Per quanto riguarda la disponibilità di spesa, l’analisi evidenzia un
aumento della percentuale, fino a 169 mila euro, per le fasce di spesa
più basse. L’analisi dell’offerta nelle grandi città vede prevalere il
trilocale con il 35,6%, a seguire il quattro locali con il 23,7% ed
infine il bilocale con il 23,1%.
Dall’analisi delle compravendite
realizzate attraverso le agenzie del Gruppo Tecnocasa si evince che il
76,4% ha acquistato l’abitazione principale, il 16,2% ha acquistato ad
uso investimento e il 7,4% la casa vacanza, un dato in aumento rispetto
al semestre precedente per la percentuale di coloro che hanno acquistato
la casa vacanza.
Per quanto riguarda la locazione,
nel secondo semestre del 2015 i canoni di locazione nelle grandi città
sono relativamente stabili con un ribasso dello 0,3% per i monolocali ed
un aumento dello 0,2% e dello 0,7% per i bilocali e per i trilocali.

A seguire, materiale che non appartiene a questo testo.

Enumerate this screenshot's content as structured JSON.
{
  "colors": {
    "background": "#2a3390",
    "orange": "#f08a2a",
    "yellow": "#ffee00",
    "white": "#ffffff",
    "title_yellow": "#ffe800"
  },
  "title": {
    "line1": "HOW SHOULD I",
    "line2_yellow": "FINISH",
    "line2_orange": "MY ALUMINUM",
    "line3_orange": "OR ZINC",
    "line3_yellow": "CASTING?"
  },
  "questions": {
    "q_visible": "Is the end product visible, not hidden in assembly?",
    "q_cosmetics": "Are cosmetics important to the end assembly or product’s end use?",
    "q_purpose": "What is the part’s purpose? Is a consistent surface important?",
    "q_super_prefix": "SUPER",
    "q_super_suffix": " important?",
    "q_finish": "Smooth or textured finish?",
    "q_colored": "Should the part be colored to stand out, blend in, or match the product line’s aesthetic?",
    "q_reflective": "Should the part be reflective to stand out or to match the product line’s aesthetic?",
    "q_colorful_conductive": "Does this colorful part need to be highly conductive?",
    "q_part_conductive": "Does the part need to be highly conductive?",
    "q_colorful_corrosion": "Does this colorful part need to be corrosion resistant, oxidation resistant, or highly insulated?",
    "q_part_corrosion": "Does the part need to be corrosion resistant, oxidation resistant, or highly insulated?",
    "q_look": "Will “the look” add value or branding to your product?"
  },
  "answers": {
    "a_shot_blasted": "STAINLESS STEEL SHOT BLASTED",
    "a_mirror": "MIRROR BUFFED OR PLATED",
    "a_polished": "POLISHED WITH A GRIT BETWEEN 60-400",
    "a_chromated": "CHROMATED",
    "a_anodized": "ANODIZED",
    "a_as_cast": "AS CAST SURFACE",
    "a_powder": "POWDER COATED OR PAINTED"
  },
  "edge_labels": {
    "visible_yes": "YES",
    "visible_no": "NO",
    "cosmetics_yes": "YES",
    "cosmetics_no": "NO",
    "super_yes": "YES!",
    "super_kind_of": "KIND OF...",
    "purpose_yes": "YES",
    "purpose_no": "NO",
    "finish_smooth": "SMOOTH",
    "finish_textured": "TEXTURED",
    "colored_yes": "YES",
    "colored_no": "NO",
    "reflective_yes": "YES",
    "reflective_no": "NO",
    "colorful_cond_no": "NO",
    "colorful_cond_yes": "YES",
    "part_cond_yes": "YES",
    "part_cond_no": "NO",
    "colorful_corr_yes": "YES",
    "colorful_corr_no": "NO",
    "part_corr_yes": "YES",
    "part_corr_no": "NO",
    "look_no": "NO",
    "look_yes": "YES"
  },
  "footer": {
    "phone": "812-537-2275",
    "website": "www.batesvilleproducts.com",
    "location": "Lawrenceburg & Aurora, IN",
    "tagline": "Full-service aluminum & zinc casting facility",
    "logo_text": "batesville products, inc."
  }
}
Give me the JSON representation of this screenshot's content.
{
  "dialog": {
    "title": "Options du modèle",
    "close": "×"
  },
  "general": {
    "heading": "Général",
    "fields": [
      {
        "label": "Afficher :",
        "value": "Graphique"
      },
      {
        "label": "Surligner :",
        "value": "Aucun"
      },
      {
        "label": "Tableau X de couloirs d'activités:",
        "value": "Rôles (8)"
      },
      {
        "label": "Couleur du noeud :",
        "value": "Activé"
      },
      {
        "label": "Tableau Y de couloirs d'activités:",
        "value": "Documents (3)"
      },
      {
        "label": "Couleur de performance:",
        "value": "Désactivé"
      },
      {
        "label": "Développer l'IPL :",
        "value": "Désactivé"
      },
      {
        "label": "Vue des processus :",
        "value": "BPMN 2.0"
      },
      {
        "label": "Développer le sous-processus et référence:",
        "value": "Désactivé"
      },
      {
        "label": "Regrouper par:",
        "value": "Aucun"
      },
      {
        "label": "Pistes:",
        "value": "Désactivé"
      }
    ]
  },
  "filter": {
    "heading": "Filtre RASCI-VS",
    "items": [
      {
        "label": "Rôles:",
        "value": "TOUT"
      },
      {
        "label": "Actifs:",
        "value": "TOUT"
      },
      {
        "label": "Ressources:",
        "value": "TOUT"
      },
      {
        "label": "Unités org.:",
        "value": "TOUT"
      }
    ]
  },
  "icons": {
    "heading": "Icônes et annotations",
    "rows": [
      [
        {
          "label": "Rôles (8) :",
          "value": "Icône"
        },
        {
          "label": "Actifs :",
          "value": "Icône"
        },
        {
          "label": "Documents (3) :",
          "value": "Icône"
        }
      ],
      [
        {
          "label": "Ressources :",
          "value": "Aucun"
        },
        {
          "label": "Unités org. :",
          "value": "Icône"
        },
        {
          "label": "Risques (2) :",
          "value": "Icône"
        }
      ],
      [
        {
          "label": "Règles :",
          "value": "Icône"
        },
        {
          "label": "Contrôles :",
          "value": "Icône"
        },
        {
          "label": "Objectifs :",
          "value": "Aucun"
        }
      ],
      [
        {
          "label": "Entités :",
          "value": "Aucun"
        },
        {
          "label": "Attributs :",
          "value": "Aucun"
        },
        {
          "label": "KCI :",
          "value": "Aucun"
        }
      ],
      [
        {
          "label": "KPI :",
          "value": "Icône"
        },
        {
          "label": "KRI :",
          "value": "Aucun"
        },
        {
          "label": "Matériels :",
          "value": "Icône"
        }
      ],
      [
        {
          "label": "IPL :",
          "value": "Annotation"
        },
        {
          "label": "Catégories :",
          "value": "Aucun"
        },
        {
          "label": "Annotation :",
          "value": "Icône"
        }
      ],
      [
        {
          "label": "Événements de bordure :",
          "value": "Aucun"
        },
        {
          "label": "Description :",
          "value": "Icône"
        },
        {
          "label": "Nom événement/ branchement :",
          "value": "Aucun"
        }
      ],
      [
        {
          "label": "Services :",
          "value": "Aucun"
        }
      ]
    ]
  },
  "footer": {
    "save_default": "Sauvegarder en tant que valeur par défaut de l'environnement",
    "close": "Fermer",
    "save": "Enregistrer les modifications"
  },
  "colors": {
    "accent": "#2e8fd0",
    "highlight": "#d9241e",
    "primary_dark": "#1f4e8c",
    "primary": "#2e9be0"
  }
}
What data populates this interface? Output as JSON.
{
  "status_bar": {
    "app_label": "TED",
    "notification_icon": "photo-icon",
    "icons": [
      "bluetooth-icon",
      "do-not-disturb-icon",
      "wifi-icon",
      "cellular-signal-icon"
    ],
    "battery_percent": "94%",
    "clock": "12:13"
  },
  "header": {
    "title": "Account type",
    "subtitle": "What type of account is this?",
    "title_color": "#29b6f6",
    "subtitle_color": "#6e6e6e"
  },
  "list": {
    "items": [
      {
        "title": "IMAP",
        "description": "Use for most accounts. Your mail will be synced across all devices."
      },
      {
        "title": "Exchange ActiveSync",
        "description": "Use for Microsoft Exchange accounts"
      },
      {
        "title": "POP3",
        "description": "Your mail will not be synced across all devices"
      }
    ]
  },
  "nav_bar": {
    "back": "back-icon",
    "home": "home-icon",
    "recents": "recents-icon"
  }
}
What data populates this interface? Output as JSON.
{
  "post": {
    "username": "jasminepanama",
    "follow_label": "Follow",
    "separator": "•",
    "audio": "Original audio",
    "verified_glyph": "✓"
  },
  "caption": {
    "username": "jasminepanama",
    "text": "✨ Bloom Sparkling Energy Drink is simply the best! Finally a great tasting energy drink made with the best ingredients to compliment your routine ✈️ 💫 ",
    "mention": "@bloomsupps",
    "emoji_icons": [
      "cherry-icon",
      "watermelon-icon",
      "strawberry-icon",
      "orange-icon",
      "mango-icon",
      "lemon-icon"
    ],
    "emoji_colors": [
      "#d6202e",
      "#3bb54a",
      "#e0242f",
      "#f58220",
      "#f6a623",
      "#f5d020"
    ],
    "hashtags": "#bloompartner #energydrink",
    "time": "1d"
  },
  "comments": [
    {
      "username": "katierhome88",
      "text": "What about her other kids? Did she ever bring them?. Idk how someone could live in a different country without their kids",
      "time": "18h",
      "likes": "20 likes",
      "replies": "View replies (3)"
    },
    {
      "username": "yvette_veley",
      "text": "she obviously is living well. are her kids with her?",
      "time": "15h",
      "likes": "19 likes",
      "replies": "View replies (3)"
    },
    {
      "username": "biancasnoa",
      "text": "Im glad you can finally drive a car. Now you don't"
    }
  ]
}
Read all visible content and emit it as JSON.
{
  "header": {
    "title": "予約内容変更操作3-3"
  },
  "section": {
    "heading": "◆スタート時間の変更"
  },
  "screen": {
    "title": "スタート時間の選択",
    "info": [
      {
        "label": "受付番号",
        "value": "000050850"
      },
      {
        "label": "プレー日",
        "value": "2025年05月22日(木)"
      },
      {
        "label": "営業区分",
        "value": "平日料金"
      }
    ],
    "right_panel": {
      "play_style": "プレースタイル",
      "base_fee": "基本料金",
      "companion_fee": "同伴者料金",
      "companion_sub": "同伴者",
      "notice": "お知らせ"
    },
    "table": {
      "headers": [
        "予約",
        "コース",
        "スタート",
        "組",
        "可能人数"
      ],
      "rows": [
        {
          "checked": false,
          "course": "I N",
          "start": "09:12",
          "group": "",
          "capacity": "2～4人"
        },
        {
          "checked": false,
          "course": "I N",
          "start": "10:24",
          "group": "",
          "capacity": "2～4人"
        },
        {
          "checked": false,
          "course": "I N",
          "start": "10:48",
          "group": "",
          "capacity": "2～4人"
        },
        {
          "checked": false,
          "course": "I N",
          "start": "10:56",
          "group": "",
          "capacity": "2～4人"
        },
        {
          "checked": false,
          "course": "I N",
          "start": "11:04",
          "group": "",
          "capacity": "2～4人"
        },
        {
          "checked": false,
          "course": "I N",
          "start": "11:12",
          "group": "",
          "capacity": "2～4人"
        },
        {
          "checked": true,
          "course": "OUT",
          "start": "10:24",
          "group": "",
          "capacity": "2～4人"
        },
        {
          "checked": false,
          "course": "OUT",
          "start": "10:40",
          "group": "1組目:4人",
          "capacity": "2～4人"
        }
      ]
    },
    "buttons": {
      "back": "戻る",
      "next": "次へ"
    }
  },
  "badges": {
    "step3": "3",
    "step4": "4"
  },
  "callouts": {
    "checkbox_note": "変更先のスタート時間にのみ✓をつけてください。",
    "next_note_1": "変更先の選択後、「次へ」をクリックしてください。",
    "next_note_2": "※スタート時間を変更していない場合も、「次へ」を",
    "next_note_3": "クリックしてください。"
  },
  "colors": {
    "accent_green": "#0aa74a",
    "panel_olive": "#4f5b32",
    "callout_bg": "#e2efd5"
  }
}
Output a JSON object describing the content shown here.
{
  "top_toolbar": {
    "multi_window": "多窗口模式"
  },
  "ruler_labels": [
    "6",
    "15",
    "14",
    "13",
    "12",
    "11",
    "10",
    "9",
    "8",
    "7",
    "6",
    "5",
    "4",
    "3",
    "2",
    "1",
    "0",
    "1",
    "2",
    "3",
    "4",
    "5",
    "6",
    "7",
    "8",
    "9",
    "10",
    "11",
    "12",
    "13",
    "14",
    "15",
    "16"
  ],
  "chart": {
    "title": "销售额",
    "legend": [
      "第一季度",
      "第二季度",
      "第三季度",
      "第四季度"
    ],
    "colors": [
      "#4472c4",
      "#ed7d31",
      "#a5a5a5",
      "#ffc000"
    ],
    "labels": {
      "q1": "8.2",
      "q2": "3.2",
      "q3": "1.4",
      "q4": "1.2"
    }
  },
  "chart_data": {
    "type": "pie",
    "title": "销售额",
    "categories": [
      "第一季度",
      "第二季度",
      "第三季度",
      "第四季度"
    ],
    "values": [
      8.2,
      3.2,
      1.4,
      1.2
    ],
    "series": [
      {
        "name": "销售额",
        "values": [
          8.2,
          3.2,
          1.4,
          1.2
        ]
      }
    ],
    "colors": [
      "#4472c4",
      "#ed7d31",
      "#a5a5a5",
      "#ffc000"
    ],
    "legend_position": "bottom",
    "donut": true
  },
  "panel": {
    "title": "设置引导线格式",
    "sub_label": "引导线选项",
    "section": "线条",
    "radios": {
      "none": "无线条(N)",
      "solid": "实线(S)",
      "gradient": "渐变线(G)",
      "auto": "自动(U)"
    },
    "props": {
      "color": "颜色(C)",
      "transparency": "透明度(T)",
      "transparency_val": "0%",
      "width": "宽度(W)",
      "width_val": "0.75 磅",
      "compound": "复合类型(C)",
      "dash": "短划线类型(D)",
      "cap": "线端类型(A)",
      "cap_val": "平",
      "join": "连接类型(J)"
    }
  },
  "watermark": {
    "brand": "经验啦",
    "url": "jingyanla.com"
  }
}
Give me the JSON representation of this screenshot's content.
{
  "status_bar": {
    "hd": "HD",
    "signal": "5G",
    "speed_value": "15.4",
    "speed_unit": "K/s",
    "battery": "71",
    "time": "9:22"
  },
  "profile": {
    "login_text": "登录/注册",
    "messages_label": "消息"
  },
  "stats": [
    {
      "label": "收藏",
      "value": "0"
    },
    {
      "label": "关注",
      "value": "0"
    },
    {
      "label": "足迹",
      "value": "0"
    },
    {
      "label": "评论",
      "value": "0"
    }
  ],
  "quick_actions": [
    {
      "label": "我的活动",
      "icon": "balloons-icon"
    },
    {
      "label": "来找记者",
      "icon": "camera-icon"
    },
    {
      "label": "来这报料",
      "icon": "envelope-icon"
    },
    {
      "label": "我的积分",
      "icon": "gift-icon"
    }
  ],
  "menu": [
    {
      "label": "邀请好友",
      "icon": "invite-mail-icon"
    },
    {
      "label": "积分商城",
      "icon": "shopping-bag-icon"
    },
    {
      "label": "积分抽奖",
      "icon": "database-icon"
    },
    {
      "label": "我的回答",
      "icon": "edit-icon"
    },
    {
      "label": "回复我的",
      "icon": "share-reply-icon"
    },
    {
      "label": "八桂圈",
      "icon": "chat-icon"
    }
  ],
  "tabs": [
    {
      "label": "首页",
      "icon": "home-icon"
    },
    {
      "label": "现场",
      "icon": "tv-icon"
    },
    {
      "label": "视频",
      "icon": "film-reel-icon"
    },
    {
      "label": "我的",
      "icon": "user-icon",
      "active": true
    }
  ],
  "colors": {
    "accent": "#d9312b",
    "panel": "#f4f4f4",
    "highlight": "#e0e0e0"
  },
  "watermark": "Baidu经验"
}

Per le motivazioni dell’affitto al primo posto c’è la scelta abitativa
con il 57,5%, a seguire le esigenze di lavoro con il 36,1% e di studio
con il 6,4%. Per la tipologia di contratto di locazione risulta
preferito il canone concordato (20,3%).
In previsione
Per
il 2016, si prevede una contrazione dei prezzi immobiliari tra -2% e
0%, compravendite intorno a 460-470 mila. Il dinamismo delle grandi
città, registrato nel 2015, continuerà nel 2016 forse anche nei
capoluoghi di provincia e nell’hinterland delle grandi città. Sul
versante delle locazioni si prevede una sostanziale stabilità dei
canoni. Lo scenario del mercato immobiliare italiano dipende anche
dall’andamento generale dell’economia e dell’occupazione, che incide in
particolare sulla fiducia dei potenziali acquirenti.